The most award winning
healthcare information source.
TRUSTED FOR FOUR DECADES.
What do you do if SARS shows up at your door?
SARS requires constant readiness, at least until health authorities determine that the virus is no longer spreading, says Susan Kinter, RN, JD, director of claims litigation and risk management at the University of Maryland Medical System in Baltimore. Recent comments by federal officials and guidance offered by the Centers for Disease Control and Prevention indicate that is not yet the case. For the near future, risk managers will have to ensure that the facility is ready to respond when a patient arrives with a suspected case of SARS.
Kinter suggests taking a walk through the emergency department — the most likely point of contact for a SARS patient — and asking staff how they would respond. Do they know what policies and procedures have been put in place for SARS? Do they have the necessary equipment, such as N95 masks and warning signs, as well as a room for isolating the patient? Do they know whom to call when they suspect SARS?
Make sure the policies and procedures include a call notifying the risk management department. That call may come straight from the emergency department, or perhaps infectious diseases will notify you when they find out.
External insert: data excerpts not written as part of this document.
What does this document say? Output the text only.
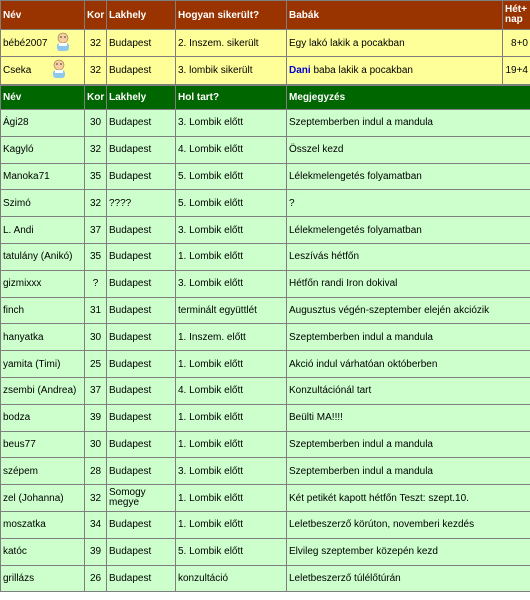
Név	Kor	Lakhely	Hogyan sikerült?	Babák	Hét+ nap
bébé2007	32	Budapest	2. Inszem. sikerült	Egy lakó lakik a pocakban	8+0
Cseka	32	Budapest	3. lombik sikerült	Dani baba lakik a pocakban	19+4
Név	Kor	Lakhely	Hol tart?	Megjegyzés
Ági28	30	Budapest	3. Lombik előtt	Szeptemberben indul a mandula
Kagyló	32	Budapest	4. Lombik előtt	Összel kezd
Manoka71	35	Budapest	5. Lombik előtt	Lélekmelengetés folyamatban
Szimó	32	????	5. Lombik előtt	?
L. Andi	37	Budapest	3. Lombik előtt	Lélekmelengetés folyamatban
tatulány (Anikó)	35	Budapest	1. Lombik előtt	Leszívás hétfőn
gizmixxx	?	Budapest	3. Lombik előtt	Hétfőn randi Iron dokival
finch	31	Budapest	terminált együttlét	Augusztus végén-szeptember elején akciózik
hanyatka	30	Budapest	1. Inszem. előtt	Szeptemberben indul a mandula
yamita (Timi)	25	Budapest	1. Lombik előtt	Akció indul várhatóan októberben
zsembi (Andrea)	37	Budapest	4. Lombik előtt	Konzultációnál tart
bodza	39	Budapest	1. Lombik előtt	Beülti MA!!!!
beus77	30	Budapest	1. Lombik előtt	Szeptemberben indul a mandula
szépem	28	Budapest	3. Lombik előtt	Szeptemberben indul a mandula
zel (Johanna)	32	Somogy megye	1. Lombik előtt	Két petikét kapott hétfőn Teszt: szept.10.
moszatka	34	Budapest	1. Lombik előtt	Leletbeszerző körúton, novemberi kezdés
katóc	39	Budapest	5. Lombik előtt	Elvileg szeptember közepén kezd
grillázs	26	Budapest	konzultáció	Leletbeszerző túlélőtúrán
Either way, the protocol should ensure that you are notified immediately, Kinter says. And what will you do when you get that call about a suspected SARS case? Here are the five steps Kinter plans to follow:
1. Call the infectious disease department to discuss the case.
Confirm that the patient is being isolated and treated according to the pre-arranged protocols. Determine the specifics of the case and the likelihood that this is actually a SARS case.
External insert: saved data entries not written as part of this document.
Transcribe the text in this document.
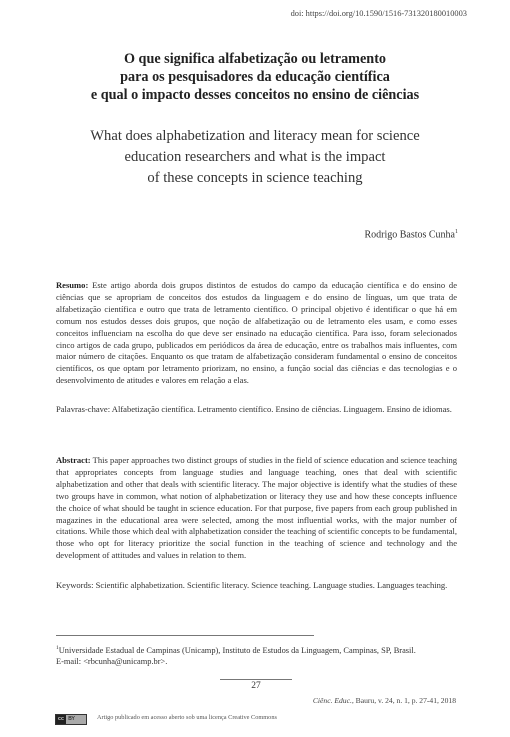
doi: https://doi.org/10.1590/1516-731320180010003
O que significa alfabetização ou letramento
para os pesquisadores da educação científica
e qual o impacto desses conceitos no ensino de ciências
What does alphabetization and literacy mean for science
education researchers and what is the impact
of these concepts in science teaching
Rodrigo Bastos Cunha$^1$
Resumo: Este artigo aborda dois grupos distintos de estudos do campo da educação científica e do ensino de ciências que se apropriam de conceitos dos estudos da linguagem e do ensino de línguas, um que trata de alfabetização científica e outro que trata de letramento científico. O principal objetivo é identificar o que há em comum nos estudos desses dois grupos, que noção de alfabetização ou de letramento eles usam, e como esses conceitos influenciam na escolha do que deve ser ensinado na educação científica. Para isso, foram selecionados cinco artigos de cada grupo, publicados em periódicos da área de educação, entre os trabalhos mais influentes, com maior número de citações. Enquanto os que tratam de alfabetização consideram fundamental o ensino de conceitos científicos, os que optam por letramento priorizam, no ensino, a função social das ciências e das tecnologias e o desenvolvimento de atitudes e valores em relação a elas.
Palavras-chave: Alfabetização científica. Letramento científico. Ensino de ciências. Linguagem. Ensino de idiomas.
Abstract: This paper approaches two distinct groups of studies in the field of science education and science teaching that appropriates concepts from language studies and language teaching, ones that deal with scientific alphabetization and other that deals with scientific literacy. The major objective is identify what the studies of these two groups have in common, what notion of alphabetization or literacy they use and how these concepts influence the choice of what should be taught in science education. For that purpose, five papers from each group published in magazines in the educational area were selected, among the most influential works, with the major number of citations. While those which deal with alphabetization consider the teaching of scientific concepts to be fundamental, those who opt for literacy prioritize the social function in the teaching of science and technology and the development of attitudes and values in relation to them.
Keywords: Scientific alphabetization. Scientific literacy. Science teaching. Language studies. Languages teaching.
$^1$Universidade Estadual de Campinas (Unicamp), Instituto de Estudos da Linguagem, Campinas, SP, Brasil.
E-mail: <rbcunha@unicamp.br>.
27
Ciênc. Educ., Bauru, v. 24, n. 1, p. 27-41, 2018
cc BY	Artigo publicado em acesso aberto sob uma licença Creative Commons
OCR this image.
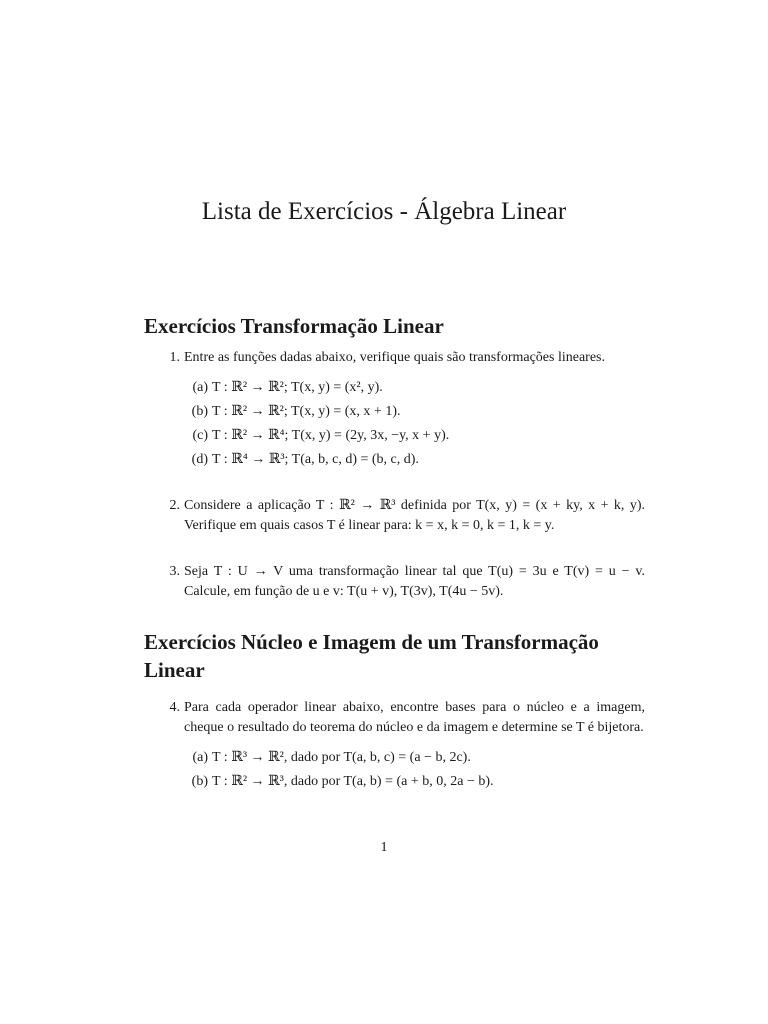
Lista de Exercícios - Álgebra Linear
Exercícios Transformação Linear
1. Entre as funções dadas abaixo, verifique quais são transformações lineares.
(a) T : ℝ² → ℝ²; T(x, y) = (x², y).
(b) T : ℝ² → ℝ²; T(x, y) = (x, x + 1).
(c) T : ℝ² → ℝ⁴; T(x, y) = (2y, 3x, −y, x + y).
(d) T : ℝ⁴ → ℝ³; T(a, b, c, d) = (b, c, d).
2. Considere a aplicação T : ℝ² → ℝ³ definida por T(x, y) = (x + ky, x + k, y). Verifique em quais casos T é linear para: k = x, k = 0, k = 1, k = y.
3. Seja T : U → V uma transformação linear tal que T(u) = 3u e T(v) = u − v. Calcule, em função de u e v: T(u + v), T(3v), T(4u − 5v).
Exercícios Núcleo e Imagem de um Transformação Linear
4. Para cada operador linear abaixo, encontre bases para o núcleo e a imagem, cheque o resultado do teorema do núcleo e da imagem e determine se T é bijetora.
(a) T : ℝ³ → ℝ², dado por T(a, b, c) = (a − b, 2c).
(b) T : ℝ² → ℝ³, dado por T(a, b) = (a + b, 0, 2a − b).
1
2. Go to the unit where the suspected SARS patient is and verify the precautions.
Personally visit the unit and verify that the appropriate precautions are being taken. Ask the staff if they have any questions or concerns and if they have all the necessary equipment. Verify for yourself that there are warning signs and that no one can accidentally walk in on the patient without proper precautions.
3. Remind the unit’s staff that they are at risk.
Though you should have told them already, remind the staff working on the unit that it is personally at risk from SARS more than they might be with other infections. Stress to them that their own health is at risk if they do not follow the precautions carefully.
4. Alert the media relations staff.
Word of your suspected SARS case will spread quickly, so make sure you inform your media contacts as soon as possible. Make sure they understand the facts clearly and determine what should be released to the media. If the clinicians only suspect SARS, have the media relations staff emphasize that the hospital is being cautious and erring on the side of safety until you can confirm whether the person actually has SARS. Stress that the hospital has prepared for this event and is taking all the necessary precautions.
5. Make arrangements to monitor the patient’s condition and care.
Working with the infectious disease department and possibly employee health, work out a plan for how you can monitor the patient’s condition and watch for any spread of the virus. One idea might be to have a short meeting or conference call each morning to update each other on the situation until SARS is ruled out. If SARS is confirmed, you might need to move to a more in-depth daily meeting to ensure that the virus is contained.